Pedro se dirige a los espectadores

11Mientras el hombre seguía aferrado a Pedro y a Juan, toda la gente, que no salía de su asombro, corrió hacia ellos al lugar conocido como Pórtico de Salomón. 12Al ver esto, Pedro les dijo: «Pueblo de Israel, ¿por qué os sorprende lo que ha pasado? ¿Por qué nos miráis como si por nuestro propio poder o virtud hubiéramos hecho caminar a este hombre? 13El Dios de Abraham, de Isaac y de Jacob, el Dios de nuestros antepasados, ha glorificado a su siervo Jesús. Vosotros lo entregasteis y lo rechazasteis ante Pilato, aunque este había decidido soltarlo. 14Rechazasteis al Santo y Justo, y pedisteis que se indultara a un asesino. 15Matasteis al autor de la vida, pero Dios lo levantó de entre los muertos, y de eso nosotros somos testigos. 16Por la fe en el nombre de Jesús, él ha restablecido a este hombre a quien vosotros veis y conocéis.

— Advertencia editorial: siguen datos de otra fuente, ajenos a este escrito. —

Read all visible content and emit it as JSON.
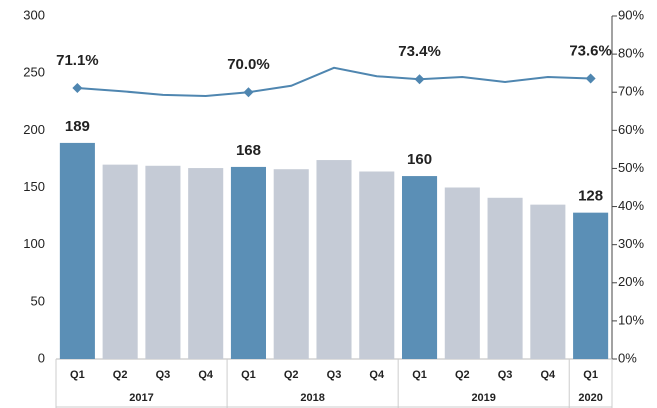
{
  "chart_data": {
    "type": "bar",
    "categories": [
      "Q1",
      "Q2",
      "Q3",
      "Q4",
      "Q1",
      "Q2",
      "Q3",
      "Q4",
      "Q1",
      "Q2",
      "Q3",
      "Q4",
      "Q1"
    ],
    "years": [
      "2017",
      null,
      null,
      null,
      "2018",
      null,
      null,
      null,
      "2019",
      null,
      null,
      null,
      "2020"
    ],
    "series": [
      {
        "type": "bar",
        "values": [
          189,
          170,
          169,
          167,
          168,
          166,
          174,
          164,
          160,
          150,
          141,
          135,
          128
        ],
        "value_labels": [
          "189",
          null,
          null,
          null,
          "168",
          null,
          null,
          null,
          "160",
          null,
          null,
          null,
          "128"
        ],
        "colors": [
          "#5b8fb6",
          "#c5cbd6",
          "#c5cbd6",
          "#c5cbd6",
          "#5b8fb6",
          "#c5cbd6",
          "#c5cbd6",
          "#c5cbd6",
          "#5b8fb6",
          "#c5cbd6",
          "#c5cbd6",
          "#c5cbd6",
          "#5b8fb6"
        ]
      },
      {
        "type": "line",
        "axis": "y2",
        "color": "#4f86b0",
        "values": [
          71.1,
          70.3,
          69.3,
          69.0,
          70.0,
          71.7,
          76.4,
          74.2,
          73.4,
          74.0,
          72.7,
          74.0,
          73.6
        ],
        "value_labels": [
          "71.1%",
          null,
          null,
          null,
          "70.0%",
          null,
          null,
          null,
          "73.4%",
          null,
          null,
          null,
          "73.6%"
        ]
      }
    ],
    "ylim": [
      0,
      300
    ],
    "yticks": [
      0,
      50,
      100,
      150,
      200,
      250,
      300
    ],
    "y2lim": [
      0,
      90
    ],
    "y2ticks": [
      {
        "value": 0,
        "label": "0%"
      },
      {
        "value": 10,
        "label": "10%"
      },
      {
        "value": 20,
        "label": "20%"
      },
      {
        "value": 30,
        "label": "30%"
      },
      {
        "value": 40,
        "label": "40%"
      },
      {
        "value": 50,
        "label": "50%"
      },
      {
        "value": 60,
        "label": "60%"
      },
      {
        "value": 70,
        "label": "70%"
      },
      {
        "value": 80,
        "label": "80%"
      },
      {
        "value": 90,
        "label": "90%"
      }
    ]
  }
}
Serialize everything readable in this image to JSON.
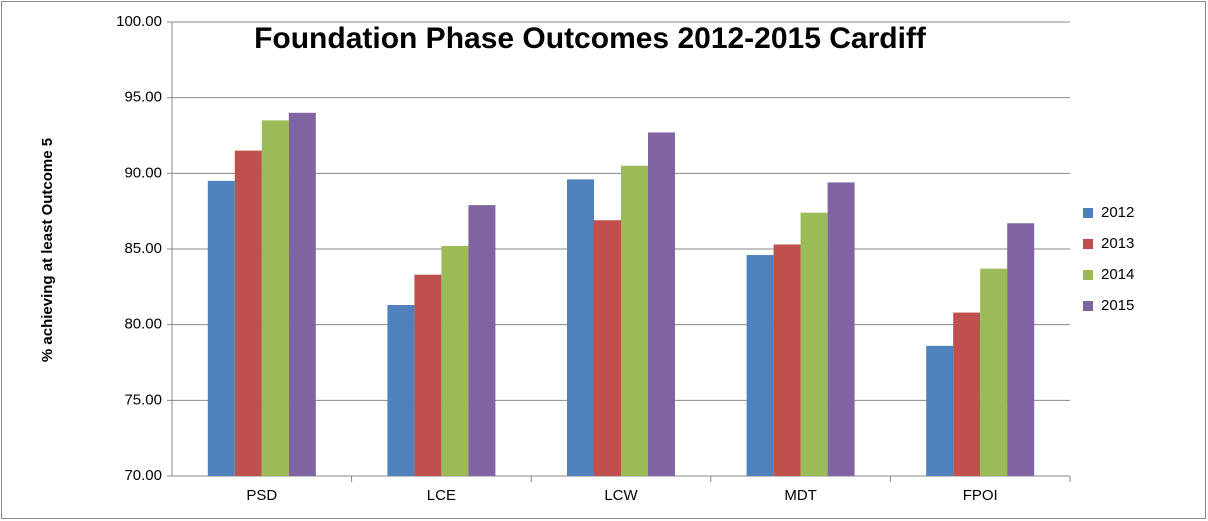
{
  "chart_data": {
    "type": "bar",
    "title": "Foundation Phase Outcomes 2012-2015 Cardiff",
    "y_label": "% achieving at least Outcome 5",
    "categories": [
      "PSD",
      "LCE",
      "LCW",
      "MDT",
      "FPOI"
    ],
    "series": [
      {
        "name": "2012",
        "color": "#4f81bd",
        "values": [
          89.5,
          81.3,
          89.6,
          84.6,
          78.6
        ]
      },
      {
        "name": "2013",
        "color": "#c0504d",
        "values": [
          91.5,
          83.3,
          86.9,
          85.3,
          80.8
        ]
      },
      {
        "name": "2014",
        "color": "#9bbb59",
        "values": [
          93.5,
          85.2,
          90.5,
          87.4,
          83.7
        ]
      },
      {
        "name": "2015",
        "color": "#8064a2",
        "values": [
          94.0,
          87.9,
          92.7,
          89.4,
          86.7
        ]
      }
    ],
    "ylim": [
      70,
      100
    ],
    "yticks": [
      {
        "value": 70,
        "label": "70.00"
      },
      {
        "value": 75,
        "label": "75.00"
      },
      {
        "value": 80,
        "label": "80.00"
      },
      {
        "value": 85,
        "label": "85.00"
      },
      {
        "value": 90,
        "label": "90.00"
      },
      {
        "value": 95,
        "label": "95.00"
      },
      {
        "value": 100,
        "label": "100.00"
      }
    ],
    "grid": true,
    "legend": "right"
  }
}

Esta fe que viene por medio de Jesús lo ha sanado por completo, como os consta.

17»Ahora bien, hermanos, yo sé que vosotros y vuestros dirigentes actuasteis así por ignorancia. 18Pero de este modo Dios cumplió lo que de antemano había anunciado por medio de todos los profetas: que su Mesías tenía que padecer. 19Por tanto, para que sean borrados vuestros pecados, arrepentíos y volveos a Dios, a fin de que vengan tiempos de descanso de parte del Señor, 20enviándoos el Mesías que ya había sido preparado para vosotros, el cual es Jesús. 21Es necesario que él permanezca en el cielo hasta que llegue el tiempo de la restauración de todas las cosas, como Dios lo ha anunciado desde hace siglos por medio de sus santos profetas. 22Moisés dijo: “El Señor vuestro Dios hará surgir para vosotros, de entre vuestros propios hermanos, a un profeta como yo; prestad atención a todo lo que os diga. 23Porque quien no le haga caso será eliminado del pueblo”.3:23 Lv 23:29; Dt 18:15,18,19

24»En efecto, a partir de Samuel todos los profetas han anunciado estos días. 25Vosotros, pues, sois herederos de los profetas y del pacto que Dios estableció con nuestros antepasados al decirle a Abraham: “Todos los pueblos del mundo serán bendecidos por medio de tu descendencia”.3:25 Gn 22:18; 26:4 26Cuando Dios resucitó a su siervo, lo envió primero a vosotros para daros la bendición de que cada uno se convierta de sus maldades».